Gavalohori is the second Cretan traditional village that you will visit today. The large old village has particularly interesting and well-preserved folk architecture. In this officially protected, traditional village a lot of interesting buildings can be found, such as the 18th century two-roomed, arched olive oil press, the temples of Panagia and Agios Sergios, the old school and many residences. Many of the lovely old buildings have been restored, including the Folk Museum, which chronicles the history of the village – an interesting record of culture and handicrafts. Overnight at KYDON HOTEL. (B)

 Day 13~Wednesday~October 18

Chania /Athens

Today you will be transferred to the airport for your flight to Athens. Your day is at leisure to explore more of Athens on your own.

Overnight at the DIVANI CARAVEL HOTEL. (B)

Day 14~Thursday~October 19

Athens /Boston

This morning your journey comes to an end as you are transferred to the airport for your return flights home.
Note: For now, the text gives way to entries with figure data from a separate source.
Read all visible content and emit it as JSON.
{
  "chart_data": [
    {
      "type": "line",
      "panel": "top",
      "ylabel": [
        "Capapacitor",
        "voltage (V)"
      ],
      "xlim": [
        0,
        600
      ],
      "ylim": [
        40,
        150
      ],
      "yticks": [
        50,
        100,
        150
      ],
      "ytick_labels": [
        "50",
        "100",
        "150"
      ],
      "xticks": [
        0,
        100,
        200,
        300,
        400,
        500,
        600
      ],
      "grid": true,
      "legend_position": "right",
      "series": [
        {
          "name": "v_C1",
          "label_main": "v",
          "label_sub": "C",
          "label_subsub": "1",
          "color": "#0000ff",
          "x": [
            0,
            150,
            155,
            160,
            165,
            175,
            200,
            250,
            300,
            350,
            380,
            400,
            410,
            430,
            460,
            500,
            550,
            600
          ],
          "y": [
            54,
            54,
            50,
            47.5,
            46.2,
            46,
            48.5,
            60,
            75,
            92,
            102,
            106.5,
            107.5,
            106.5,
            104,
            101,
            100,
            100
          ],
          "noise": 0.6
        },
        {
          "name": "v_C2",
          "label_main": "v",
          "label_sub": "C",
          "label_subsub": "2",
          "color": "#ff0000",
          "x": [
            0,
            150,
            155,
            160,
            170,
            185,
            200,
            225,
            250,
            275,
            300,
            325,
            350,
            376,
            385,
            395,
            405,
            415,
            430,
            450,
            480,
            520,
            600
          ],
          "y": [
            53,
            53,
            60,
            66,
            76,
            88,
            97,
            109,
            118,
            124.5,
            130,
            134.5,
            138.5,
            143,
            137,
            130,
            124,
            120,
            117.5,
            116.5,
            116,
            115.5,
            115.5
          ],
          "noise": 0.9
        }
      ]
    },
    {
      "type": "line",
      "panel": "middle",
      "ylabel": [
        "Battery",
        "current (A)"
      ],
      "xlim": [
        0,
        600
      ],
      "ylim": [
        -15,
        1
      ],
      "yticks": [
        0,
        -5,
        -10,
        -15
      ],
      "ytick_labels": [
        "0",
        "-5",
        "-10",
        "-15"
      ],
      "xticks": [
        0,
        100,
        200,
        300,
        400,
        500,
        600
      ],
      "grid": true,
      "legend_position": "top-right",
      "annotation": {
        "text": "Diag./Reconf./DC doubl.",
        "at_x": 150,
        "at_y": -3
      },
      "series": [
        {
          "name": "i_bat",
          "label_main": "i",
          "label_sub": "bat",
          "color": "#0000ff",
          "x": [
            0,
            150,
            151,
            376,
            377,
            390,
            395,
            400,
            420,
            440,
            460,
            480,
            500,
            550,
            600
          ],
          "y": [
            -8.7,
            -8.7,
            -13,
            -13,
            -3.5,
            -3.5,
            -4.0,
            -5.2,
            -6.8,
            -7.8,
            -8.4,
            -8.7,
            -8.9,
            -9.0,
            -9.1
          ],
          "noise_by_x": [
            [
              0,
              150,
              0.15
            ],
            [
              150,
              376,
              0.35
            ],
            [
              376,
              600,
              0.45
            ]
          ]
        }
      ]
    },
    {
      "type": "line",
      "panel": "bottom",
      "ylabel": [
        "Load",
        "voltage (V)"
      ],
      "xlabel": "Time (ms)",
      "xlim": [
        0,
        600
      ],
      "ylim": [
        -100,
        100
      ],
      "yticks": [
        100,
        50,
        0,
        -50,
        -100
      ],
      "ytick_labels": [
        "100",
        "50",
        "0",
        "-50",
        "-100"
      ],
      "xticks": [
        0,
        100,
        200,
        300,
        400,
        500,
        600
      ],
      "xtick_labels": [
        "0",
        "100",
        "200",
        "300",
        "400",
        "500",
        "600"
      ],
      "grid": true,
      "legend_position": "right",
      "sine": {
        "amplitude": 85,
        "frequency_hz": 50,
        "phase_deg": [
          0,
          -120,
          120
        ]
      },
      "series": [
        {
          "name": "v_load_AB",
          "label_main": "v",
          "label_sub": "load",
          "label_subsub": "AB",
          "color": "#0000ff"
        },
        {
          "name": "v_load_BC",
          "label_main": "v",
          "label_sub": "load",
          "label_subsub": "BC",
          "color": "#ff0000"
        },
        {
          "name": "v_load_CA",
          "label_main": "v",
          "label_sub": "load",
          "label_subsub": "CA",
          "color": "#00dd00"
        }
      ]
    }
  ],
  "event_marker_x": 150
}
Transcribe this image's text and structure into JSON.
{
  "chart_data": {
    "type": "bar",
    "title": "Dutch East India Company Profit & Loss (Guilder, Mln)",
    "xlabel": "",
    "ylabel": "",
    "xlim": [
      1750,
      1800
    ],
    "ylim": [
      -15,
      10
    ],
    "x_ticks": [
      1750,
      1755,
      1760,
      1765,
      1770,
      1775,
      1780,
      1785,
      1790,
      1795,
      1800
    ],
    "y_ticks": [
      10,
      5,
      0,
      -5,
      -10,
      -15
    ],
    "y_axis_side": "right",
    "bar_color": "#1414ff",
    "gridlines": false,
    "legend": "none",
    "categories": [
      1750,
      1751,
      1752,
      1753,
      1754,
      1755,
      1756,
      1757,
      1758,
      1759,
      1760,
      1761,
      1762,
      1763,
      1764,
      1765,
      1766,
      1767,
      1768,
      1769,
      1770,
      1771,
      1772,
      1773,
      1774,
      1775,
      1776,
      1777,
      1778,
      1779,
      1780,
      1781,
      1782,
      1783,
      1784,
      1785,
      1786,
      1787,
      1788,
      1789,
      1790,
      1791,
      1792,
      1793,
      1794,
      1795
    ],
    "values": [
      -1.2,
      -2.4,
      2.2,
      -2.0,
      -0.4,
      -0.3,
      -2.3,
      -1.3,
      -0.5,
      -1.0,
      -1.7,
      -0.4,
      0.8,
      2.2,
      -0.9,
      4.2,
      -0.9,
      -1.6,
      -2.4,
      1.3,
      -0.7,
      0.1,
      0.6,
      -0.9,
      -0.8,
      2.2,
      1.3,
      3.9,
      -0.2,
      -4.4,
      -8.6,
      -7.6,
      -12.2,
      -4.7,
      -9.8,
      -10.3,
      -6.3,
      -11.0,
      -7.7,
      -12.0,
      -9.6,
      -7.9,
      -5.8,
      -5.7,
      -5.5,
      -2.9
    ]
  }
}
You have just experienced a unique world, one that combines the thrill of ancient civilizations, warm hospitality and amazing natural beauty. (B, Meals Aloft)


  • Domestic air transfers (Athens/Lesvos/Athens).
  • Flights between Lesvos/Athens/Heraklion-Chania/Athens on the post extension.
  • All transfers by air-conditioned motor coach or minibus depending on size of group.
  • Superior accommodations throughout as indicated or similar.
  • Services of English-speaking cultural guide throughout the tour.
  • Camden host will accompany the tour with a minimum of 10 travelers on both the main and extension programs.
  • Meals Included: Welcome dinner, breakfast daily and a farewell dinner; all other meals as specified in the itinerary.
  • All admission fees.
  • Gratuities for baggage handling, hotel tips and taxes.
  • Passport wallet and baggage tags.
  • Complimentary Emergency Evacuation Insurance.


  • Round trip air transportation between Boston and Athens, including fuel surcharges and airline taxes (quoted separately).
  • Gratuities to driver, guide and other conveyance attendants.
  • Any applicable departure taxes from Greece.
  • Excess baggage charges levied by airlines.
  • Meals and beverages, other than specified.
  • Laundry and other items of a personal nature.
  • Personal and baggage insurance.
  • Cost for anything not specifically mentioned in the listing above

Please note that the itinerary sequence is correct at the time of writing, but is subject to change. 

Classic Escapes Conservation Fund

In keeping with our mission to provide exciting, educational, and fun-filled experiences that nurture and directly support the diverse wildlife and cultures we visit around the world, Classic Escapes has established the Classic Escapes Conservation Fund to ensure that a percentage of all profits go to support conservation and wildlife researchers performing their critical work in the field. Project support has included wild dog, elephant, rhino and cheetah conservation in Botswana, Kenya, Tanzania and Namibia, penguins in Punta San Juan Peru, tiger preservation in India, and sponsoring school children in Kenya, among many other projects around the world. By traveling with Classic Escapes, you are supporting travel as a tool for building the mutual respect, awareness and understanding that are vital to preserving this planet for future generations.